Enjoy this special April Fools Day post!
If you have been going to Comic-Con over the past five years, you know that it has changed and evolved quite a bit. The agents of change can be attributed to the explosive growth of the superhero properties in Hollywood, the proliferation of genre television, and the general acceptance of geeks/nerds in mainstream culture. Since San Diego Comic-Con not only reflects the popular arts but also shapes it for the coming year, it’s no surprise that some of these new changes for 2014 are a bit shocking. However, will these changes be good or bad? That is up to you to decide. Here are the top 5 changes for this year’s Con:
1. No More Doctor Who Cosplay
That’s right, you will NOT be allowed to cosplay as your favorite Time Lord during the convention. Comic-Con is one of the biggest conventions in the nation. With that comes a fair amount of serious health emergencies- from accidents, heart issues, pre-term labor, etc. Unfortunately, whenever there is a serious issue and someone calls out “Help, I need a doctor!…”, a mad rush of 9s, 10s, 11s, and even a few 4s come rushing to the scene. The high concentration of Doctor cosplayers only makes it more difficult for the actual doctors to treat patients on the scene. This may seem a little extreme but it’s also the reason why you haven’t seen an Dr McCoy cosplay since JJ Abrams Star Trek reboot in 2009. So leave your sonic screwdrivers and bow ties at home this year- safety first people.
2. Increased Food Options
There will be a significant increase in food options for this year’s SDCC. As you know, part of the Comic-Con experience is waiting hours or days in line waiting to get into your favorite panel. Last year, a Marvel Comics fanatic had waited in the Hall H line for 36 hours. Exhausted, delirious, and famished, he resorted to eating his own body parts. Starving and not willing to leave the infamous grassy knoll, he started with his outer extremities and ended up eating most of his own meat up to his mid-section. When asked about this shocking act of desperation, he said “The Marvel panel made it all worth it…”. As a result, food carts will be wheeled through the Hall H line providing the four basic food groups- and as a bonus, psychologist will be providing free counseling to prevent this from happening this year.
3. Reality Shows!
Upon registration, your free Warner Bros Swag Bag will have all the details for the new reality show you are automatically casted in. That’s right, the entire 130,000 attendees have been divided up into groups of 8 to be the cast for 16,250 reality shows about nerds culture all to be aired on the SyFy Channel. The filming will start right away with you and 7 other cast-mates being followed around, partying, fighting, getting married, and getting divorced all within 4 days. Your show will air, get renewed, and then get cancelled by the time you get home from San Diego. When asked about why create over 16,000 shows, a rep from Syfy stated “We believe in playing the odds, unfortunately 16k pilots still isn’t high enough chances to make one of these work..”. So there you have it. Get your teeth whitened before you arrive.
4. Stan Lee Forever
As you might know, the man behind the mask , is 91 this year. Not only is he still an entrepreneur, but he still very active with his convention appearances. Some worry about not being able to see or meet Stan “The Man” before he retires from his public appearances. Have no fear- as a result of some highly experimental Stark technology, Stan Lee will now live for at least another century.
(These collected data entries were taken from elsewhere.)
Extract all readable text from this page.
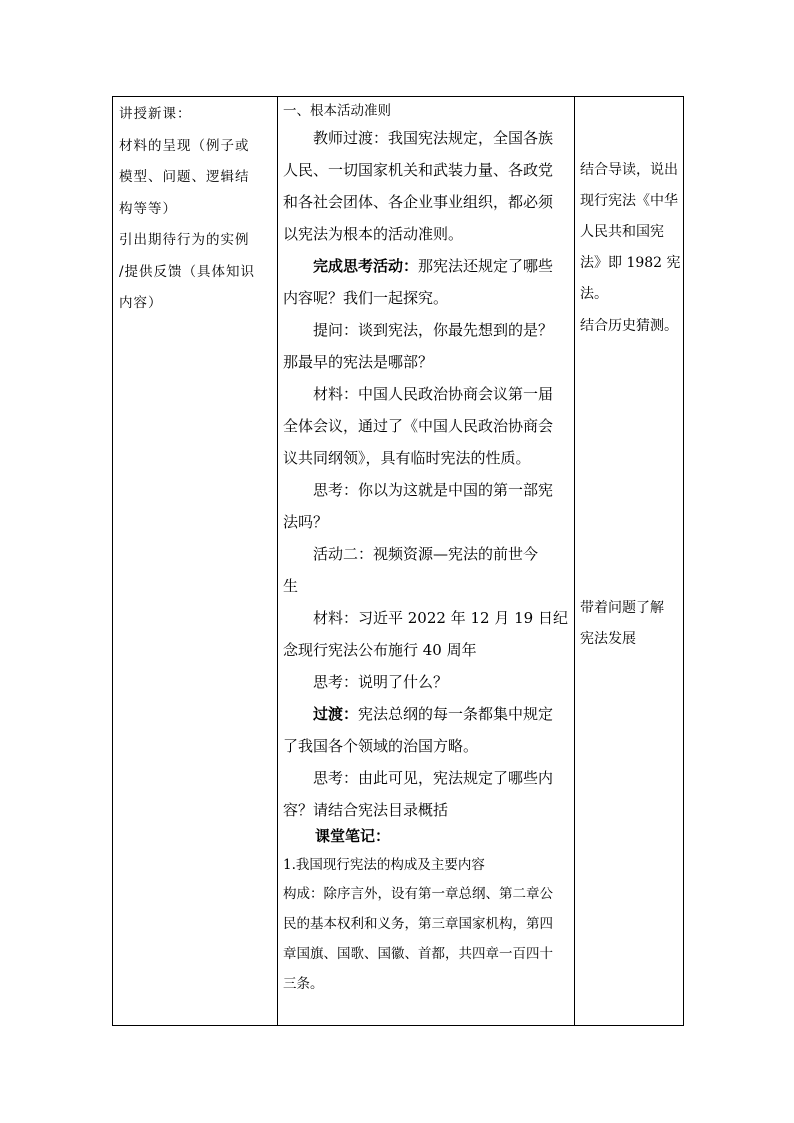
讲授新课：

材料的呈现（例子或

模型、问题、逻辑结

构等等）

引出期待行为的实例

/提供反馈（具体知识

内容）

一、根本活动准则
教师过渡：我国宪法规定，全国各族
人民、一切国家机关和武装力量、各政党
和各社会团体、各企业事业组织，都必须
以宪法为根本的活动准则。
完成思考活动：那宪法还规定了哪些
内容呢？我们一起探究。
提问：谈到宪法，你最先想到的是？
那最早的宪法是哪部？
材料：中国人民政治协商会议第一届
全体会议，通过了《中国人民政治协商会
议共同纲领》，具有临时宪法的性质。
思考：你以为这就是中国的第一部宪
法吗？
活动二：视频资源—宪法的前世今
生
材料：习近平 2022 年 12 月 19 日纪
念现行宪法公布施行 40 周年
思考：说明了什么？
过渡：宪法总纲的每一条都集中规定
了我国各个领域的治国方略。
思考：由此可见，宪法规定了哪些内
容？请结合宪法目录概括
课堂笔记：
1.我国现行宪法的构成及主要内容
构成：除序言外，设有第一章总纲、第二章公
民的基本权利和义务，第三章国家机构，第四
章国旗、国歌、国徽、首都，共四章一百四十
三条。
结合导读，说出
现行宪法《中华
人民共和国宪
法》即 1982 宪
法。
结合历史猜测。
带着问题了解
宪法发展
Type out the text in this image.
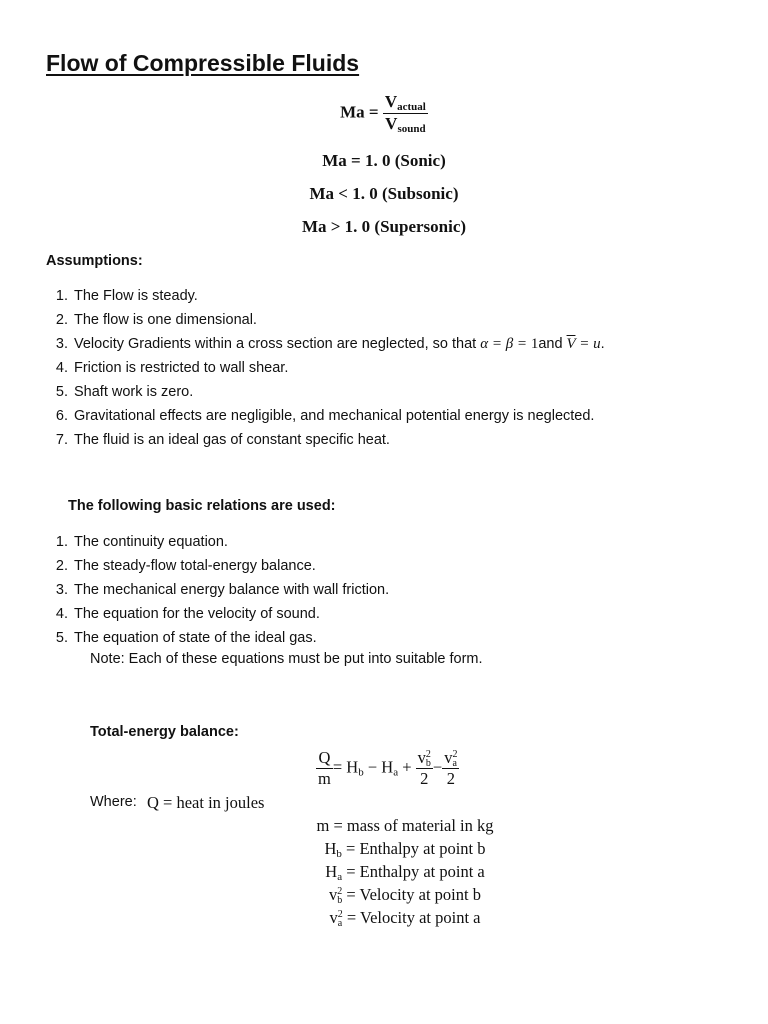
Flow of Compressible Fluids
$Ma = \frac{V_{actual}}{V_{sound}}$
Ma = 1. 0 (Sonic)
Ma < 1. 0 (Subsonic)
Ma > 1. 0 (Supersonic)
Assumptions:
1. The Flow is steady.
2. The flow is one dimensional.
3. Velocity Gradients within a cross section are neglected, so that α = β = 1and $\overline{V} = u$.
4. Friction is restricted to wall shear.
5. Shaft work is zero.
6. Gravitational effects are negligible, and mechanical potential energy is neglected.
7. The fluid is an ideal gas of constant specific heat.
The following basic relations are used:
1. The continuity equation.
2. The steady-flow total-energy balance.
3. The mechanical energy balance with wall friction.
4. The equation for the velocity of sound.
5. The equation of state of the ideal gas.
Note: Each of these equations must be put into suitable form.
Total-energy balance:
$\frac{Q}{m} = H_b - H_a + v$ 2
b
2 − v 2
a
2
Where: Q = heat in joules
m = mass of material in kg
$H_b$ = Enthalpy at point b
$H_a$ = Enthalpy at point a
v 2
b = Velocity at point b
v 2
a = Velocity at point a
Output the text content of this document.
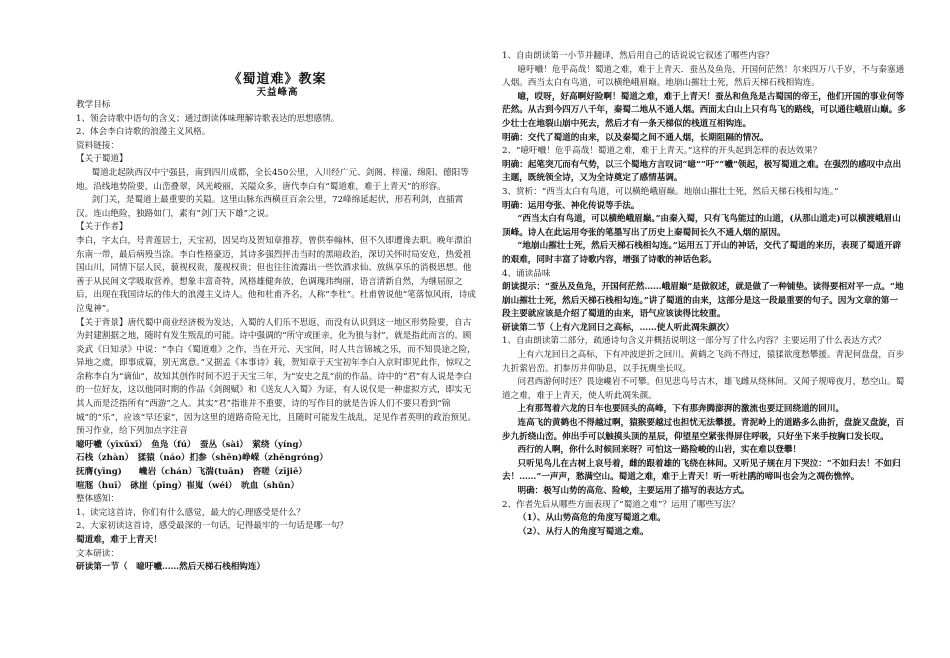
《蜀道难》教案
天益峰高

教学目标

1、领会诗歌中语句的含义；通过朗读体味理解诗歌表达的思想感情。

2、体会李白诗歌的浪漫主义风格。

资料链接：

【关于蜀道】

蜀道北起陕西汉中宁强县，南到四川成都，全长450公里，入川经广元、剑阁、梓潼、绵阳、德阳等地。沿线地势险要，山峦叠翠，风光峻丽，关隘众多，唐代李白有“蜀道难，难于上青天”的形容。

剑门关，是蜀道上最重要的关隘。这里山脉东西横亘百余公里，72峰绵延起伏，形若利剑，直插霄汉。连山绝险，独路如门，素有“剑门天下雄”之说。

【关于作者】

李白，字太白，号青莲居士，天宝初，因吴均及贺知章推荐，曾供奉翰林，但不久即遭谗去职。晚年漂泊东南一带，最后病殁当涂。李白性格豪迈，其诗多强烈抨击当时的黑暗政治，深切关怀时局安危，热爱祖国山川，同情下层人民，藐视权贵，蔑视权贵；但也往往流露出一些饮酒求仙、放纵享乐的消极思想。他善于从民间文学吸取营养，想象丰富奇特，风格雄健奔放，色调瑰玮绚丽，语言清新自然，为继屈原之后，出现在我国诗坛的伟大的浪漫主义诗人。他和杜甫齐名，人称“李杜”。杜甫曾说他“笔落惊风雨，诗成泣鬼神”。

【关于背景】唐代蜀中商业经济极为发达，入蜀的人们乐不思返，而没有认识到这一地区形势险要，自古为封建割据之地，随时有发生叛乱的可能。诗中强调的“所守或匪亲，化为狼与豺”，就是指此而言的。顾炎武《日知录》中说：“李白《蜀道难》之作，当在开元、天宝间，时人共言锦城之乐，而不知畏途之险，异地之虞，即事成篇，别无寓意。”又据孟《本事诗》载，贺知章于天宝初年李白入京时即见此作，惊叹之余称李白为“谪仙”，故知其创作时间不迟于天宝三年，为“安史之乱”前的作品。诗中的“君”有人说是李白的一位好友，这以他同时期的作品《剑阁赋》和《送友人入蜀》为证，有人说仅是一种虚拟方式，即实无其人而是泛指所有“西游”之人。其实“君”指谁并不重要，诗的写作目的就是告诉人们不要只看到“锦城”的“乐”，应该“早还家”，因为这里的道路奇险无比，且随时可能发生战乱，足见作者英明的政治预见。

预习作业，给下列加点字注音

噫吁嚱（yīxūxī）　鱼凫（fú）　蚕丛（sài）　萦绕（yíng）

石栈（zhàn）　猱猿（náo）扪参（shēn)峥嵘（zhēngróng）

抚膺(yīng)　　巉岩（chán）飞湍(tuān)　咨嗟（zījiē）

喧豗（huī）　砯崖（pīng）崔嵬（wéi）　吮血（shǔn）

整体感知：

1、读完这首诗，你们有什么感觉，最大的心理感受是什么？

2、大家初读这首诗，感受最深的一句话，记得最牢的一句话是哪一句？

蜀道难，难于上青天！

文本研读：

研读第一节（　噫吁嚱……然后天梯石栈相钩连）

1、自由朗读第一小节并翻译，然后用自己的话说说它叙述了哪些内容？

噫吁嚱！危乎高哉！蜀道之难，难于上青天．蚕丛及鱼凫，开国何茫然！尔来四万八千岁，不与秦塞通人烟。西当太白有鸟道，可以横绝峨眉巅。地崩山摧壮士死，然后天梯石栈相钩连。

噫，哎呀，好高啊好险啊！蜀道之难，难于上青天！蚕丛和鱼凫是古蜀国的帝王，他们开国的事业何等茫然。从古到今四万八千年，秦蜀二地从不通人烟。西面太白山上只有鸟飞的路线，可以通往峨眉山巅。多少壮士在地裂山崩中死去，然后才有一条天梯似的栈道互相钩连。

明确：交代了蜀道的由来，以及秦蜀之间不通人烟，长期阻隔的情况。

2、“噫吁嚱！危乎高哉！蜀道之难，难于上青天。”这样的开头起到怎样的表达效果？

明确：起笔突兀而有气势，以三个蜀地方言叹词“噫”“吁”“嚱”领起，极写蜀道之难。在强烈的感叹中点出主题，既统领全诗，又为全诗奠定了感情基调。

3、赏析：“西当太白有鸟道，可以横绝峨眉巅。地崩山摧壮士死，然后天梯石栈相勾连。”

明确：运用夸张、神化传说等手法。

“西当太白有鸟道，可以横绝峨眉巅。”由秦入蜀，只有飞鸟能过的山道，(从那山道走)可以横渡峨眉山顶峰。诗人在此运用夸张的笔墨写出了历史上秦蜀间长久不通人烟的原因。

“地崩山摧壮士死，然后天梯石栈相勾连。”运用五丁开山的神话，交代了蜀道的来历，表现了蜀道开辟的艰难，同时丰富了诗歌内容，增强了诗歌的神话色彩。

4、诵读品味

朗读提示：“蚕丛及鱼凫，开国何茫然……峨眉巅”是做叙述，就是做了一种铺垫。读得要相对平一点。“地崩山摧壮士死，然后天梯石栈相勾连。”讲了蜀道的由来，这部分是这一段最重要的句子。因为文章的第一段主要就应该是介绍了蜀道的由来，语气应该读得比较重。

研读第二节（上有六龙回日之高标，……使人听此凋朱颜次）

1、自由朗读第二部分，疏通诗句含义并概括说明这一部分写了什么内容？主要运用了什么表达方式？

上有六龙回日之高标，下有冲波逆折之回川。黄鹤之飞尚不得过，猿猱欲度愁攀援。青泥何盘盘，百步九折萦岩峦。扪参历井仰胁息，以手抚膺坐长叹。

问君西游何时还？畏途巉岩不可攀。但见悲鸟号古木，雄飞雌从绕林间。又闻子规啼夜月，愁空山。蜀道之难，难于上青天，使人听此凋朱颜。

上有那驾着六龙的日车也要回头的高峰，下有那奔腾澎湃的激流也要迂回绕道的回川。

连高飞的黄鹤也不得越过啊，猿猴要越过也担忧无法攀援。青泥岭上的道路多么曲折，盘旋又盘旋，百步九折绕山峦。伸出手可以触摸头顶的星辰，仰望星空紧张得屏住呼吸，只好坐下来手按胸口发长叹。

西行的人啊，你什么时候回来呀？可怕这一路险峻的山岩，实在难以登攀！

只听见鸟儿在古树上哀号着，雌的跟着雄的飞绕在林间。又听见子规在月下哭泣：“不如归去！不如归去！……”一声声，愁满空山。蜀道之难，难于上青天！听一听杜鹃的啼叫也会为之凋伤憔悴。

明确：极写山势的高危、险峻，主要运用了描写的表达方式。

2、作者先后从哪些方面表现了“蜀道之难”？运用了哪些写法？

（1）、从山势高危的角度写蜀道之难。

（2）、从行人的角度写蜀道之难。
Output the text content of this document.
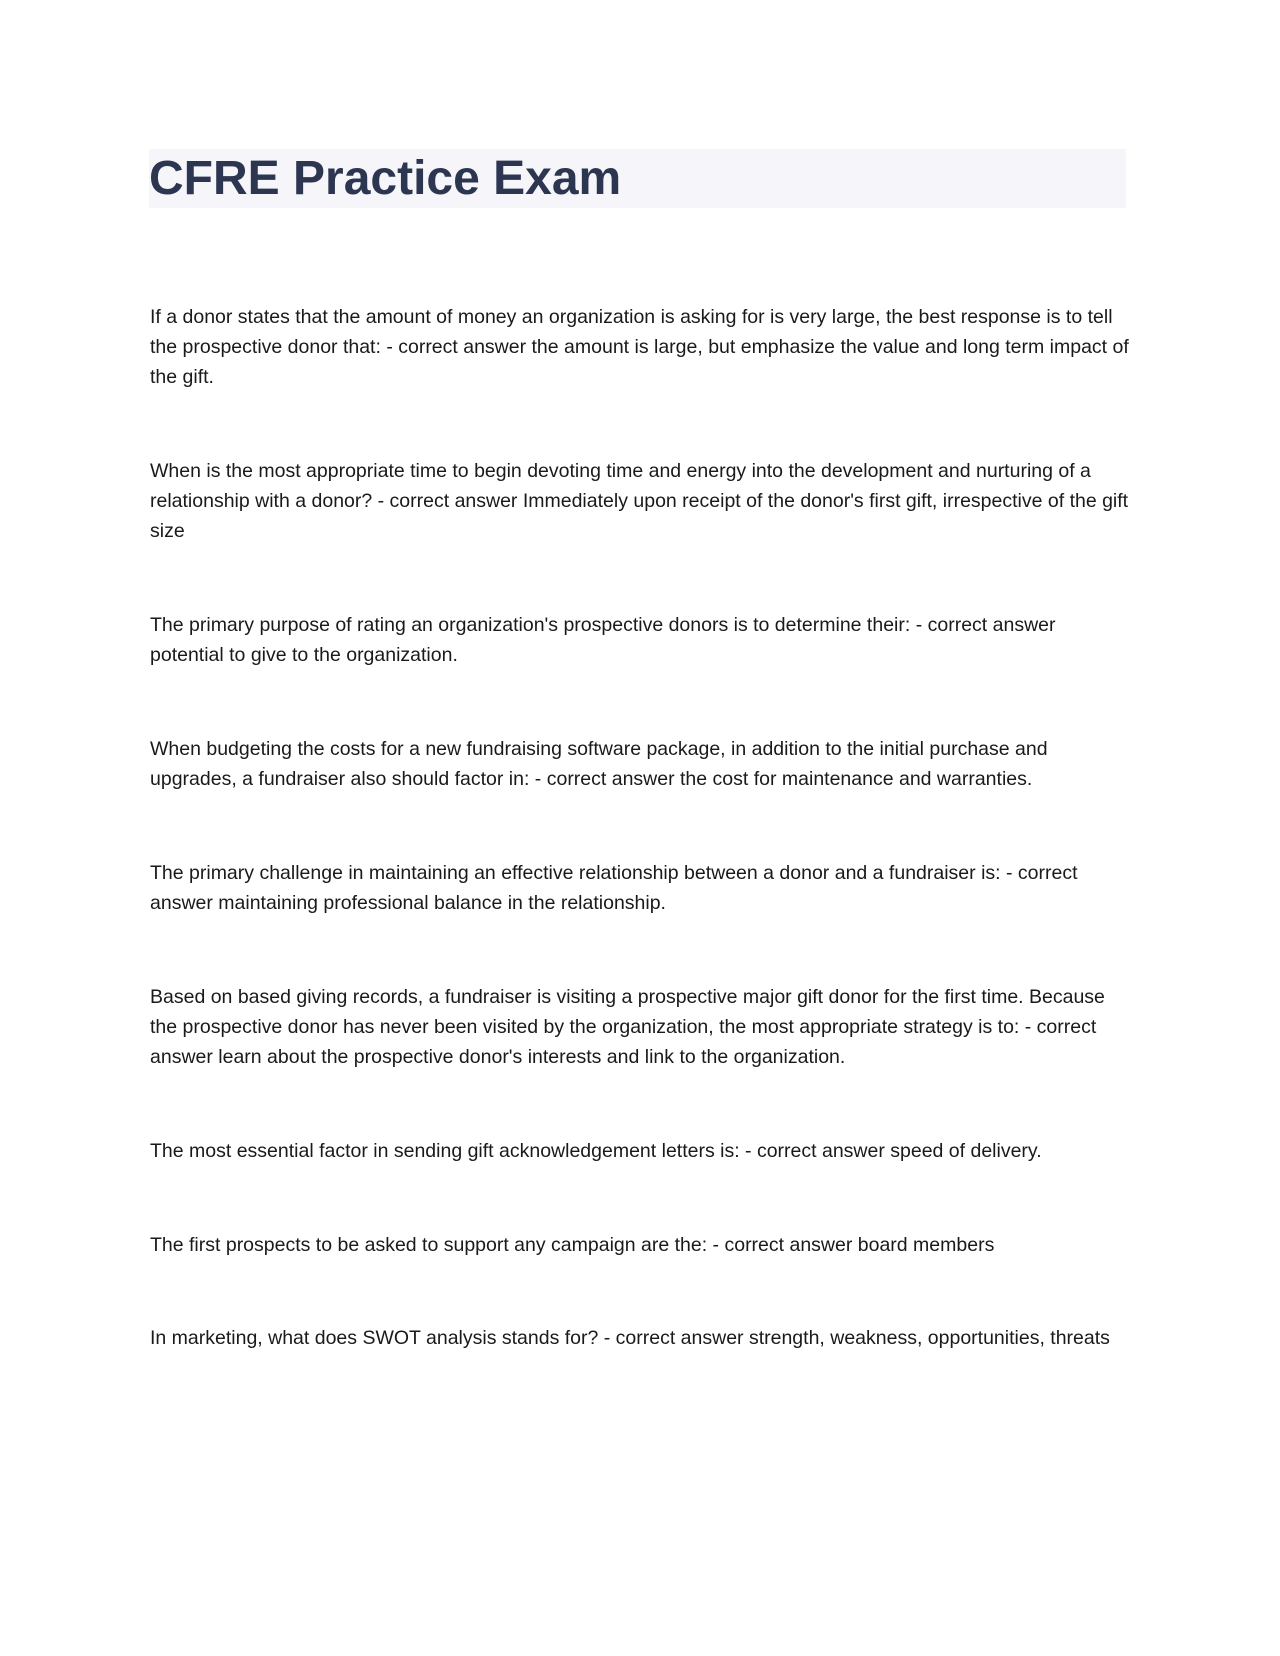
CFRE Practice Exam

If a donor states that the amount of money an organization is asking for is very large, the best response is to tell the prospective donor that: - correct answer the amount is large, but emphasize the value and long term impact of the gift.

When is the most appropriate time to begin devoting time and energy into the development and nurturing of a relationship with a donor? - correct answer Immediately upon receipt of the donor's first gift, irrespective of the gift size

The primary purpose of rating an organization's prospective donors is to determine their: - correct answer potential to give to the organization.

When budgeting the costs for a new fundraising software package, in addition to the initial purchase and upgrades, a fundraiser also should factor in: - correct answer the cost for maintenance and warranties.

The primary challenge in maintaining an effective relationship between a donor and a fundraiser is: - correct answer maintaining professional balance in the relationship.

Based on based giving records, a fundraiser is visiting a prospective major gift donor for the first time. Because the prospective donor has never been visited by the organization, the most appropriate strategy is to: - correct answer learn about the prospective donor's interests and link to the organization.

The most essential factor in sending gift acknowledgement letters is: - correct answer speed of delivery.

The first prospects to be asked to support any campaign are the: - correct answer board members

In marketing, what does SWOT analysis stands for? - correct answer strength, weakness, opportunities, threats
Powered by an actual Arc Reactor for a heart, he will now be able to love and embrace his adoring fans for generations to come. However, the price tag for this procedure was quite expensive- even more than what he has accumulated over the year. This will be absorbed into the current Comic-Con badges making them now valued at $5,499. Don’t worry, it has just been charged to your credit card automatically. The ‘Upgrade Fee’ will appear on your bill as “Excelsior!”
5. Comic-Con Membership
And finally, a new LIFETIME Membership type will be offered starting at this year’s show. The only requirement (after the Stan Lee upgrade fee of course) will be a facial tattoo of the Comic-Con International logo placed exactly over the left eye. LIFETIME Membership gets you into every Comic-Con for the rest of your life. The tattooing process has already begun with this handsome volunteer (pictured above) boldly being the first. This ‘anonymous’ LIFETIME Member said this was the single greatest decision of his life- even though it has costed him his job, family, friends, etc… The LIFETIME Membership kiosk/tattoo parlor will be set up through the convention center just waiting for your face. Welcome aboard!
Happy April Fools Day and I hope you enjoyed these new changes to the Con. Let me know what you think below and if you have any new changes you’d like to experience. See you at Comic-Con in less than 4 months!